Aren't they going to eventually be able to just beam people where they want to go? I wonder how much that will cost the passenger.

Of course, assuming they haven't invented mobile phones into obsolescence, maybe there will be an app to beam you where you want to go.

There is still an inexpensive way of traveling - walking . . .

"Everywhere is within walking distance - if you have the time."
- Steven Wright
fountainhall

Re: Fly Los Angeles to Tokyo in 3 Hours......Boeing Plan

Post by fountainhall »

Gaybutton wrote:There is still an inexpensive way of traveling - walking . . .
Transatlantic and transpacific? You need Jesus somewhere in your name!! :o :o
firecat69

Re: Fly Los Angeles to Tokyo in 3 Hours......Boeing Plan

Post by firecat69 »

There are many scientists that believe there is no fundamental law telling us that beaming us around the world is impossible. Some scientists think by 2080 and of course at that time there will be no need for airplanes.
Jun

Re: Fly Los Angeles to Tokyo in 3 Hours......Boeing Plan

Post by Jun »

Undaunted wrote:Who thought the internet was likely?
Exactly. Quite a few of these transformational technologies are ideas which had not even being thought of 50 years ago, particularly something like smart phones. They have gone from nowhere to almost universal adoption.

Supersonic passenger flight is in a different category. This is not new, it's a known technology and has so far proven impossible to do economically. The planes were under development over 50 years ago & Concorde actually flew about 49.5 years ago. The Russians also had one, even demonstrated at the Paris air show a few years later, although not entirely successfully.
Supersonic passenger flight is simply not economic and seeing large supersonic aircraft in regular service remains unlikely.

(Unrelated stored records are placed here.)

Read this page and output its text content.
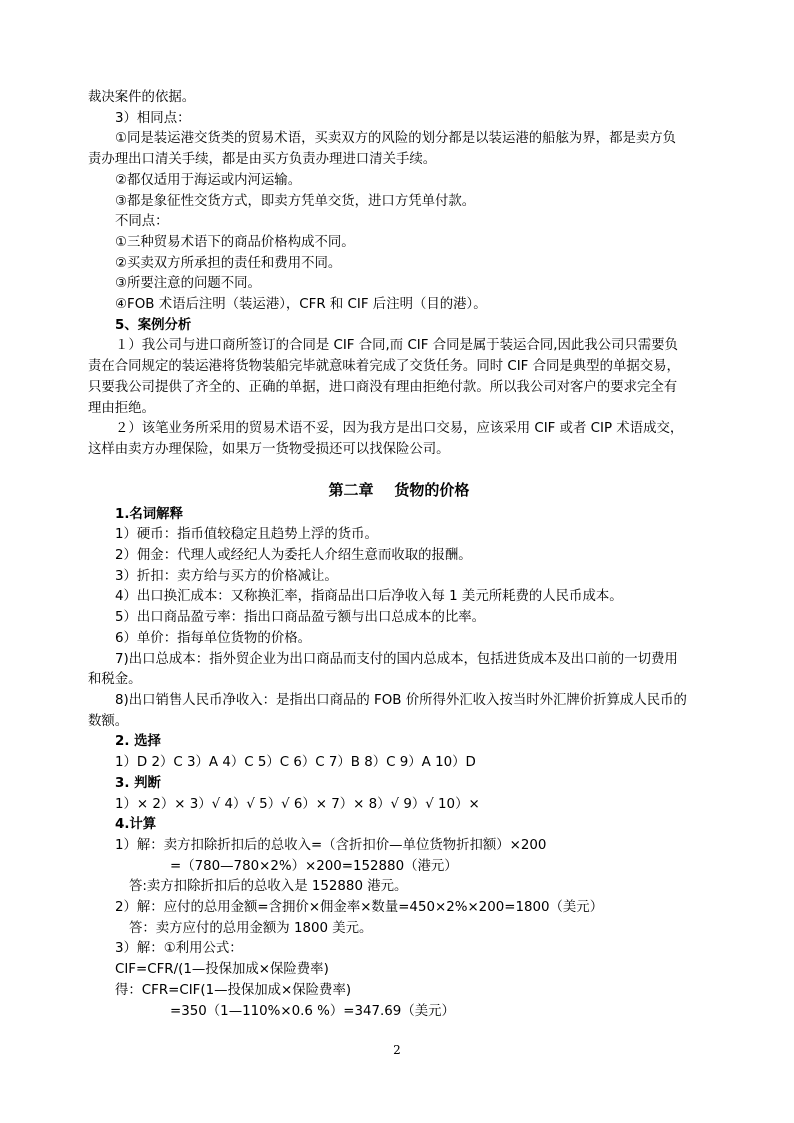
裁决案件的依据。
3）相同点：
①同是装运港交货类的贸易术语，买卖双方的风险的划分都是以装运港的船舷为界，都是卖方负
责办理出口清关手续，都是由买方负责办理进口清关手续。
②都仅适用于海运或内河运输。
③都是象征性交货方式，即卖方凭单交货，进口方凭单付款。
不同点：
①三种贸易术语下的商品价格构成不同。
②买卖双方所承担的责任和费用不同。
③所要注意的问题不同。
④FOB 术语后注明（装运港），CFR 和 CIF 后注明（目的港）。
5、案例分析
１）我公司与进口商所签订的合同是 CIF 合同,而 CIF 合同是属于装运合同,因此我公司只需要负
责在合同规定的装运港将货物装船完毕就意味着完成了交货任务。同时 CIF 合同是典型的单据交易，
只要我公司提供了齐全的、正确的单据，进口商没有理由拒绝付款。所以我公司对客户的要求完全有
理由拒绝。
２）该笔业务所采用的贸易术语不妥，因为我方是出口交易，应该采用 CIF 或者 CIP 术语成交，
这样由卖方办理保险，如果万一货物受损还可以找保险公司。
第二章    货物的价格
1.名词解释
1）硬币：指币值较稳定且趋势上浮的货币。
2）佣金：代理人或经纪人为委托人介绍生意而收取的报酬。
3）折扣：卖方给与买方的价格减让。
4）出口换汇成本：又称换汇率，指商品出口后净收入每 1 美元所耗费的人民币成本。
5）出口商品盈亏率：指出口商品盈亏额与出口总成本的比率。
6）单价：指每单位货物的价格。
7)出口总成本：指外贸企业为出口商品而支付的国内总成本，包括进货成本及出口前的一切费用
和税金。
8)出口销售人民币净收入：是指出口商品的 FOB 价所得外汇收入按当时外汇牌价折算成人民币的
数额。
2. 选择
1）D 2）C 3）A 4）C 5）C 6）C 7）B 8）C 9）A 10）D
3. 判断
1）× 2）× 3）√ 4）√ 5）√ 6）× 7）× 8）√ 9）√ 10）×
4.计算
1）解：卖方扣除折扣后的总收入=（含折扣价—单位货物折扣额）×200
=（780—780×2%）×200=152880（港元）
答:卖方扣除折扣后的总收入是 152880 港元。
2）解：应付的总用金额=含拥价×佣金率×数量=450×2%×200=1800（美元）
答：卖方应付的总用金额为 1800 美元。
3）解：①利用公式：
CIF=CFR/(1—投保加成×保险费率)
得：CFR=CIF(1—投保加成×保险费率)
=350（1—110%×0.6 %）=347.69（美元）
2
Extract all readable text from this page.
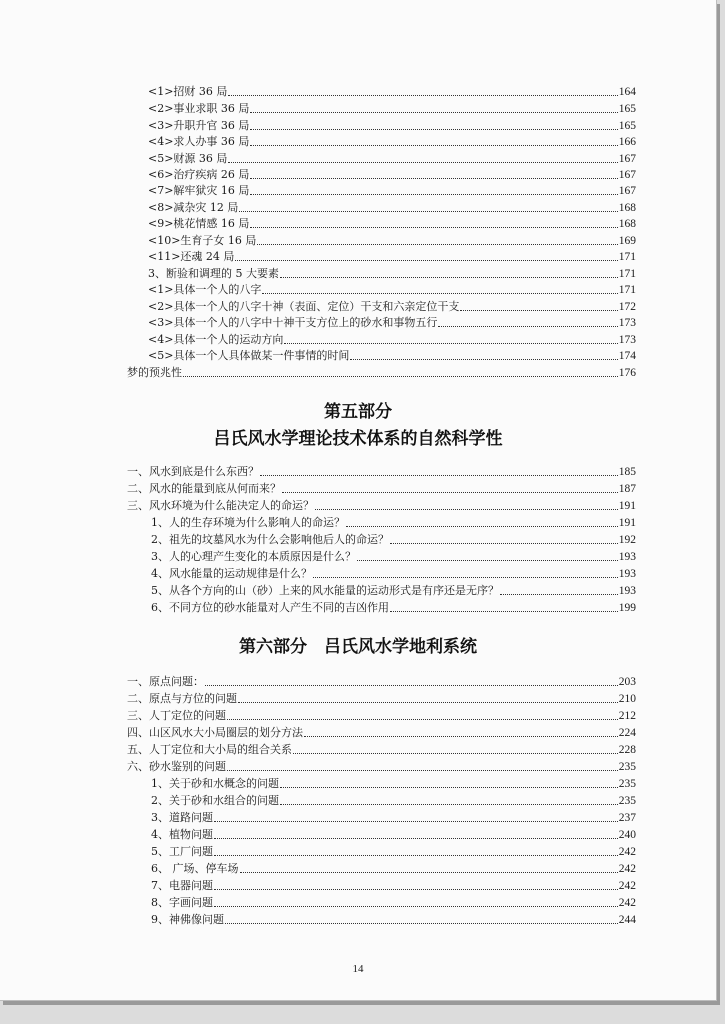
<1>招财 36 局	164
<2>事业求职 36 局	165
<3>升职升官 36 局	165
<4>求人办事 36 局	166
<5>财源 36 局	167
<6>治疗疾病 26 局	167
<7>解牢狱灾 16 局	167
<8>减杂灾 12 局	168
<9>桃花情感 16 局	168
<10>生育子女 16 局	169
<11>还魂 24 局	171
3、断验和调理的 5 大要素	171
<1>具体一个人的八字	171
<2>具体一个人的八字十神（表面、定位）干支和六亲定位干支	172
<3>具体一个人的八字中十神干支方位上的砂水和事物五行	173
<4>具体一个人的运动方向	173
<5>具体一个人具体做某一件事情的时间	174
梦的预兆性	176
第五部分
吕氏风水学理论技术体系的自然科学性
一、风水到底是什么东西？	185
二、风水的能量到底从何而来？	187
三、风水环境为什么能决定人的命运？	191
1、人的生存环境为什么影响人的命运？	191
2、祖先的坟墓风水为什么会影响他后人的命运？	192
3、人的心理产生变化的本质原因是什么？	193
4、风水能量的运动规律是什么？	193
5、从各个方向的山（砂）上来的风水能量的运动形式是有序还是无序？	193
6、不同方位的砂水能量对人产生不同的吉凶作用	199
第六部分　吕氏风水学地利系统
一、原点问题：	203
二、原点与方位的问题	210
三、人丁定位的问题	212
四、山区风水大小局圈层的划分方法	224
五、人丁定位和大小局的组合关系	228
六、砂水鉴别的问题	235
1、关于砂和水概念的问题	235
2、关于砂和水组合的问题	235
3、道路问题	237
4、植物问题	240
5、工厂问题	242
6、 广场、停车场	242
7、电器问题	242
8、字画问题	242
9、神佛像问题	244
14
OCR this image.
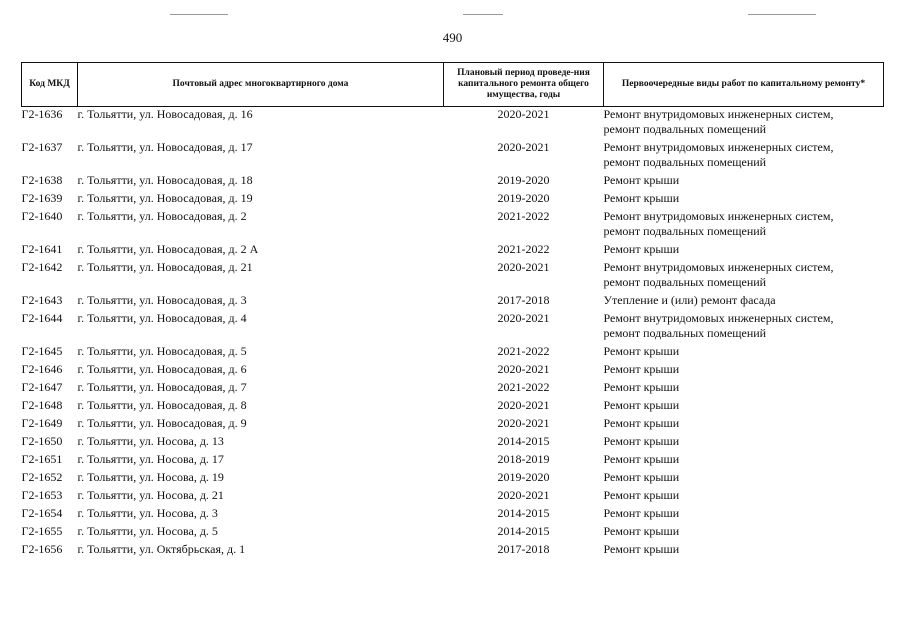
490
Код МКД	Почтовый адрес многоквартирного дома	Плановый период проведе-ния капитального ремонта общего имущества, годы	Первоочередные виды работ по капитальному ремонту*
Г2-1636	г. Тольятти, ул. Новосадовая, д. 16	2020-2021	Ремонт внутридомовых инженерных систем,
ремонт подвальных помещений

Г2-1637	г. Тольятти, ул. Новосадовая, д. 17	2020-2021	Ремонт внутридомовых инженерных систем,
ремонт подвальных помещений

Г2-1638	г. Тольятти, ул. Новосадовая, д. 18	2019-2020	Ремонт крыши

Г2-1639	г. Тольятти, ул. Новосадовая, д. 19	2019-2020	Ремонт крыши

Г2-1640	г. Тольятти, ул. Новосадовая, д. 2	2021-2022	Ремонт внутридомовых инженерных систем,
ремонт подвальных помещений

Г2-1641	г. Тольятти, ул. Новосадовая, д. 2 А	2021-2022	Ремонт крыши

Г2-1642	г. Тольятти, ул. Новосадовая, д. 21	2020-2021	Ремонт внутридомовых инженерных систем,
ремонт подвальных помещений

Г2-1643	г. Тольятти, ул. Новосадовая, д. 3	2017-2018	Утепление и (или) ремонт фасада

Г2-1644	г. Тольятти, ул. Новосадовая, д. 4	2020-2021	Ремонт внутридомовых инженерных систем,
ремонт подвальных помещений

Г2-1645	г. Тольятти, ул. Новосадовая, д. 5	2021-2022	Ремонт крыши

Г2-1646	г. Тольятти, ул. Новосадовая, д. 6	2020-2021	Ремонт крыши

Г2-1647	г. Тольятти, ул. Новосадовая, д. 7	2021-2022	Ремонт крыши

Г2-1648	г. Тольятти, ул. Новосадовая, д. 8	2020-2021	Ремонт крыши

Г2-1649	г. Тольятти, ул. Новосадовая, д. 9	2020-2021	Ремонт крыши

Г2-1650	г. Тольятти, ул. Носова, д. 13	2014-2015	Ремонт крыши

Г2-1651	г. Тольятти, ул. Носова, д. 17	2018-2019	Ремонт крыши

Г2-1652	г. Тольятти, ул. Носова, д. 19	2019-2020	Ремонт крыши

Г2-1653	г. Тольятти, ул. Носова, д. 21	2020-2021	Ремонт крыши

Г2-1654	г. Тольятти, ул. Носова, д. 3	2014-2015	Ремонт крыши

Г2-1655	г. Тольятти, ул. Носова, д. 5	2014-2015	Ремонт крыши

Г2-1656	г. Тольятти, ул. Октябрьская, д. 1	2017-2018	Ремонт крыши
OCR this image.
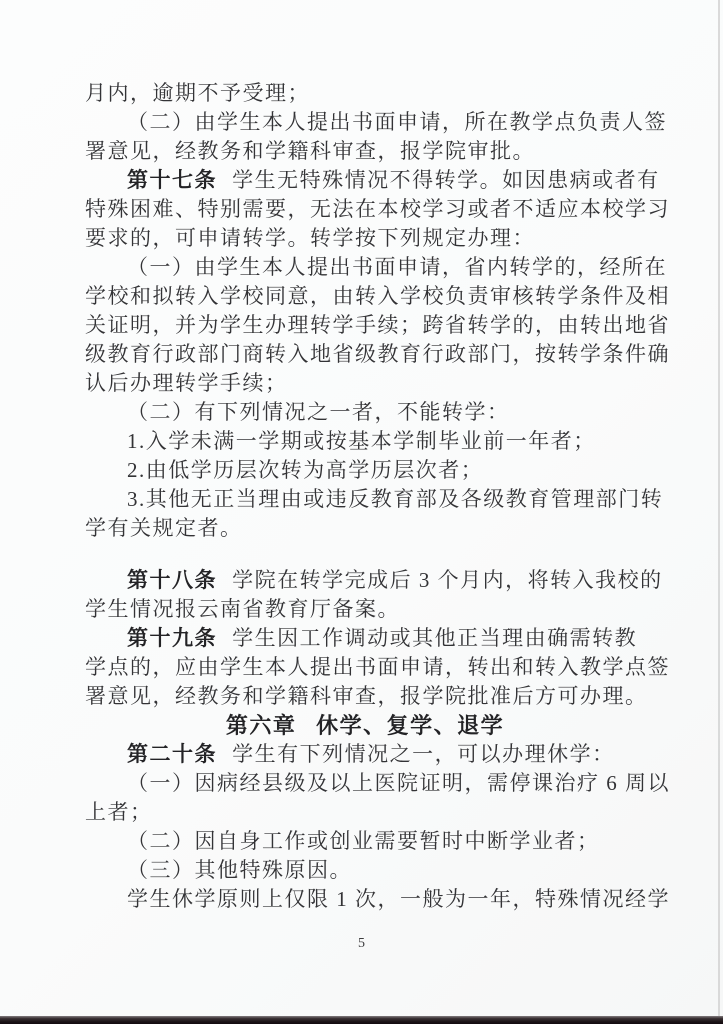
月内，逾期不予受理；
（二）由学生本人提出书面申请，所在教学点负责人签
署意见，经教务和学籍科审查，报学院审批。
第十七条 学生无特殊情况不得转学。如因患病或者有
特殊困难、特别需要，无法在本校学习或者不适应本校学习
要求的，可申请转学。转学按下列规定办理：
（一）由学生本人提出书面申请，省内转学的，经所在
学校和拟转入学校同意，由转入学校负责审核转学条件及相
关证明，并为学生办理转学手续；跨省转学的，由转出地省
级教育行政部门商转入地省级教育行政部门，按转学条件确
认后办理转学手续；
（二）有下列情况之一者，不能转学：
1.入学未满一学期或按基本学制毕业前一年者；
2.由低学历层次转为高学历层次者；
3.其他无正当理由或违反教育部及各级教育管理部门转
学有关规定者。
第十八条 学院在转学完成后 3 个月内，将转入我校的
学生情况报云南省教育厅备案。
第十九条 学生因工作调动或其他正当理由确需转教
学点的，应由学生本人提出书面申请，转出和转入教学点签
署意见，经教务和学籍科审查，报学院批准后方可办理。
第六章 休学、复学、退学
第二十条 学生有下列情况之一，可以办理休学：
（一）因病经县级及以上医院证明，需停课治疗 6 周以
上者；
（二）因自身工作或创业需要暂时中断学业者；
（三）其他特殊原因。
学生休学原则上仅限 1 次，一般为一年，特殊情况经学
5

There will be new technologies which we have not even thought of, implemented at great speed. Meanwhile some old problems will remain unsolved.
fountainhall

Re: Fly Los Angeles to Tokyo in 3 Hours......Boeing Plan

Post by fountainhall »

Jun wrote:The Russians also had one, even demonstrated at the Paris air show a few years later, although not entirely successfully
Some may not recall what was dubbed the Konkordski because of its many outward similarities to the Concorde. It broke up spectacularly coming out of a steep dive at the 1973 Paris Air Show. That killed its sales potential. After a second one crashed, an upgraded version was produced but confined to just a few routes within Russia. It was withdrawn from passenger service after only 55 flights. Reduced to carrying cargo, it was retired from all commercial activity in 1983.

firecat69

Re: Fly Los Angeles to Tokyo in 3 Hours......Boeing Plan

Post by firecat69 »

At least this is a fun thread to look into the future rather then all the threads on Trump and soon his new buddy Putin. The trouble with the children being detained fiasco, is that it sucks all the oxygen out of the room and hardly anyone notices that Kim is cheating already. Putin will be doing it right in front of Trump.